As shown in the report, fiscal policy in Latin America has had little effect in reducing economic inequality, even exacerbating the situation of the worst off in some countries, who end up being net contributors rather than net beneficiaries of the fiscal system. In general, countries in the region are characterized by fiscal policies that are not very transparent nor participatory, and are predominantly regressive, posing a low tax burden and an unequal tax structure weighted towards indirect taxes.
The thematic report offers concrete evidence from Argentina, Brazil, Colombia and Peru to show how central fiscal policies are to the enjoyment of human rights, especially by those most socially and economically excluded. It highlights the impacts of unprecedented austerity measures in Brazil, the urgent need for tax reforms to implement the Peace Agreement in Colombia, and the role of regressive fiscal policies in perpetuating inequalities in access to education, health, housing and social security in Peru and Argentina.
The report also illustrates that States are not doing enough to mobilize the maximum of their available resources, nor are they managing these resources efficiently toward the “progressive realization” of these rights, in accordance with human rights norms. The combination of more progressive income and wealth tax reforms, the repeal of useless tax incentives, the implementation of effective strategies to combat tax evasion and avoidance, alongside a better design and allocation of public expenditure, are all feasible alternatives to avoid a new era of austerity in the region. Altogether, the study presents a compelling case for aligning fiscal policy with human rights principles in order to ensure the sufficient, equitable, sustainable and accountable provision of public resources to realize human rights.
The Inter-American Human Rights System, in particular the IACHR, can play a key role in preventing fiscal policy-related human rights abuses, and in ensuring that human rights standards and principles apply fully to the monitoring and oversight of the fiscal policy cycle. In this week’s thematic audience, the petitioning organizations will present several recommendations to strengthen the IACHR’s scope of protection against human rights violations resulting from regressive and unjust fiscal policies. These include producing a thematic report on the issue and encouraging national human rights institutions to strengthen their oversight role on fiscal policy.

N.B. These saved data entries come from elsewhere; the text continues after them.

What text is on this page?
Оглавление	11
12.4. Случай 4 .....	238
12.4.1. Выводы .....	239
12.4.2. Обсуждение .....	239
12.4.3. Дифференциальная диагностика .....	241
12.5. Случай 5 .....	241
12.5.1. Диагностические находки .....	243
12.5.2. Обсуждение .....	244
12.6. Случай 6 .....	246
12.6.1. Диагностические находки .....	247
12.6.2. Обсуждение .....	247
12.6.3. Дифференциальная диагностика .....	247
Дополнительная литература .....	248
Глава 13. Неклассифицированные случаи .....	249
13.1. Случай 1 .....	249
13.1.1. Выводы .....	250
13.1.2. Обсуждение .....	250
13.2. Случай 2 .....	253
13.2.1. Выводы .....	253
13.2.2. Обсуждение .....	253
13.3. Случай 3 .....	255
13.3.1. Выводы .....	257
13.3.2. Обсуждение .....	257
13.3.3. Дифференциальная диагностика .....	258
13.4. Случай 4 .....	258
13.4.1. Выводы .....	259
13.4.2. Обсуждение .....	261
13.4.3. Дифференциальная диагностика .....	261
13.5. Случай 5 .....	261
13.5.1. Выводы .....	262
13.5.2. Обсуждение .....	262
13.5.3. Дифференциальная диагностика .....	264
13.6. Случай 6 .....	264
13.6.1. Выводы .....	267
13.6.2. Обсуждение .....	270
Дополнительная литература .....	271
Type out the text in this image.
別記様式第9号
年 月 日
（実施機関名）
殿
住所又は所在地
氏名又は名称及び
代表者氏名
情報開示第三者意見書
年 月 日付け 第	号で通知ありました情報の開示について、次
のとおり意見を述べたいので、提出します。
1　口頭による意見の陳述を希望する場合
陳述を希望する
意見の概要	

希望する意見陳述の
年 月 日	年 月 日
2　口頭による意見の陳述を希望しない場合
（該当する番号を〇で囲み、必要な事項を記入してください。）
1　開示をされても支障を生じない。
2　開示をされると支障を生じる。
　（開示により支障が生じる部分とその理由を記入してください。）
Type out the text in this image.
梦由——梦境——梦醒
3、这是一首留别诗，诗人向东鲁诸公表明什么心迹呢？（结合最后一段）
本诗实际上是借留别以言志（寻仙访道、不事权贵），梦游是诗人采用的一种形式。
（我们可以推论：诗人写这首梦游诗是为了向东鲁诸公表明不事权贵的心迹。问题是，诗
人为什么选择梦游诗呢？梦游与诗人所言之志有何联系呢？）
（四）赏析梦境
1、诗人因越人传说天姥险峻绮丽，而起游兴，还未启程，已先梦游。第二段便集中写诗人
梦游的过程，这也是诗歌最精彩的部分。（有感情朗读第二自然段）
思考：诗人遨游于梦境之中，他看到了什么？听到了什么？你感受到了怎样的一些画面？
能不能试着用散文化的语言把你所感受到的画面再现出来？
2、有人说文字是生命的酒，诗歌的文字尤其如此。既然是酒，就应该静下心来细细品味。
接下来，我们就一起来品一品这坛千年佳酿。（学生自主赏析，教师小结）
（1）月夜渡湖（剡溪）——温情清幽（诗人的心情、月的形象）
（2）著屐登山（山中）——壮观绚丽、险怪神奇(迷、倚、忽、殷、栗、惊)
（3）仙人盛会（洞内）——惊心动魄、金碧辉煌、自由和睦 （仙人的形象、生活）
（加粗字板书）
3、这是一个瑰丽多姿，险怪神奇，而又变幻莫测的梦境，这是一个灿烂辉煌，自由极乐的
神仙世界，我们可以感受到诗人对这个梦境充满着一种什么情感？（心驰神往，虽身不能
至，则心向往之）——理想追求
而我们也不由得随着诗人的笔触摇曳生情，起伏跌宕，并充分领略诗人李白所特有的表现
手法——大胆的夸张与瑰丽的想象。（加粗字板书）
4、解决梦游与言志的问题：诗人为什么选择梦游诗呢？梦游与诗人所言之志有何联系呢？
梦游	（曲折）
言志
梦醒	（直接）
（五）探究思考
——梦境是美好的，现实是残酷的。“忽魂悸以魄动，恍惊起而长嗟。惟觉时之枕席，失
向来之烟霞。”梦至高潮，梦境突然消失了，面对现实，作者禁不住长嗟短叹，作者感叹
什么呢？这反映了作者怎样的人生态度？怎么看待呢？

This initiative is being organized by the Center for Economic and Social Rights (CESR), Instituto de Estudos Socioeconômicos (INESC), Conectas Derechos Humanos, La Plataforma de Derechos Humanos (DHESCA Brasil), Justiça Global, Ministerio Público de la Defensa de la Ciudad Autónoma de Buenos Aires, Asociación Civil por la Igualdad y la Justicia (ACIJ), Centro de Estudios Legales y Sociales (CELS), Centro de Estudios de Derecho, Justicia y Sociedad (Dejusticia), Foro Salud, Asociación Pro Derechos Humanos (APRODEH), OXFAM.
The thematic session takes place on Friday, May 11, 2018 at 10:15 a.m. EST in the Hotel Crowne Plaza in Santo Domingo, Dominican Republic.